The Independent
By Peter Popham in Rome
30 December 2004
As the night rain fell on the veranda of the luxury villa, the Italian countess, clad only in a white robe to hide her faded beauty, stepped on to the wall guarding the cliff's edge. Her head swimming from a cocktail of whisky and sleeping pills and suffering from famously "weak nerves", she plunged to her death.
It sounds like the opening of a bad novel. But it has now been claimed that the accepted truth about the death of Countess Francesca Vacca Agusta in 2001 may indeed by a fiction.
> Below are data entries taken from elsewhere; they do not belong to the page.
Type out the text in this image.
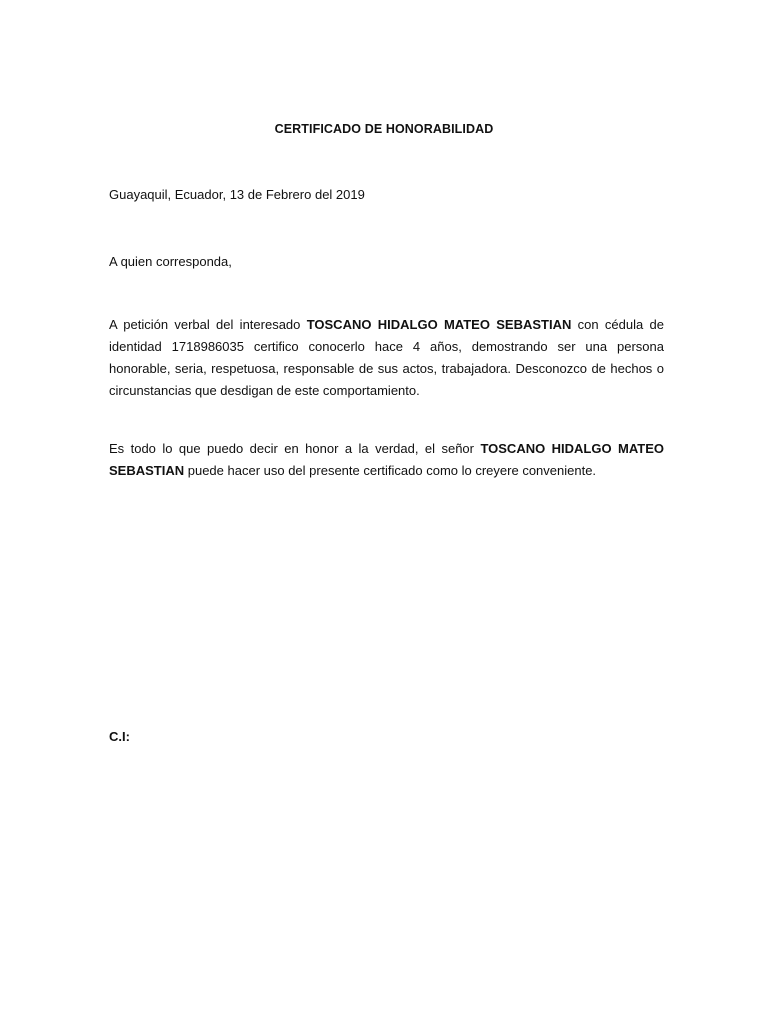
CERTIFICADO DE HONORABILIDAD
Guayaquil, Ecuador, 13 de Febrero del 2019
A quien corresponda,
A petición verbal del interesado TOSCANO HIDALGO MATEO SEBASTIAN con cédula de identidad 1718986035 certifico conocerlo hace 4 años, demostrando ser una persona honorable, seria, respetuosa, responsable de sus actos, trabajadora. Desconozco de hechos o circunstancias que desdigan de este comportamiento.
Es todo lo que puedo decir en honor a la verdad, el señor TOSCANO HIDALGO MATEO SEBASTIAN puede hacer uso del presente certificado como lo creyere conveniente.
C.I:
The brother of the fashion model-turned wealthy countess has now called for the case to be reopened, claiming that his sister didn't jump, she was pushed.
The gruesome mystery gripped Italy for months after the widow of the aristocratic helicopter tycoon Count Corradino Agusta, fell 80 metres to her death from the veranda of her villa in the millionaire's playground of Portofino, on Italy's north-west coast.
The inquiry at the time was told there were only three people in the house. Her lover, a Mexican called Tirso "Tito" Chazaro, her maid, Susanna Torretta, and a Polish domestic. The Countess supposedly fled from the house onto the veranda in a drunken rage, mounted a small wall at the edge of the veranda and, slipping on wet leaves, toppled over the edge.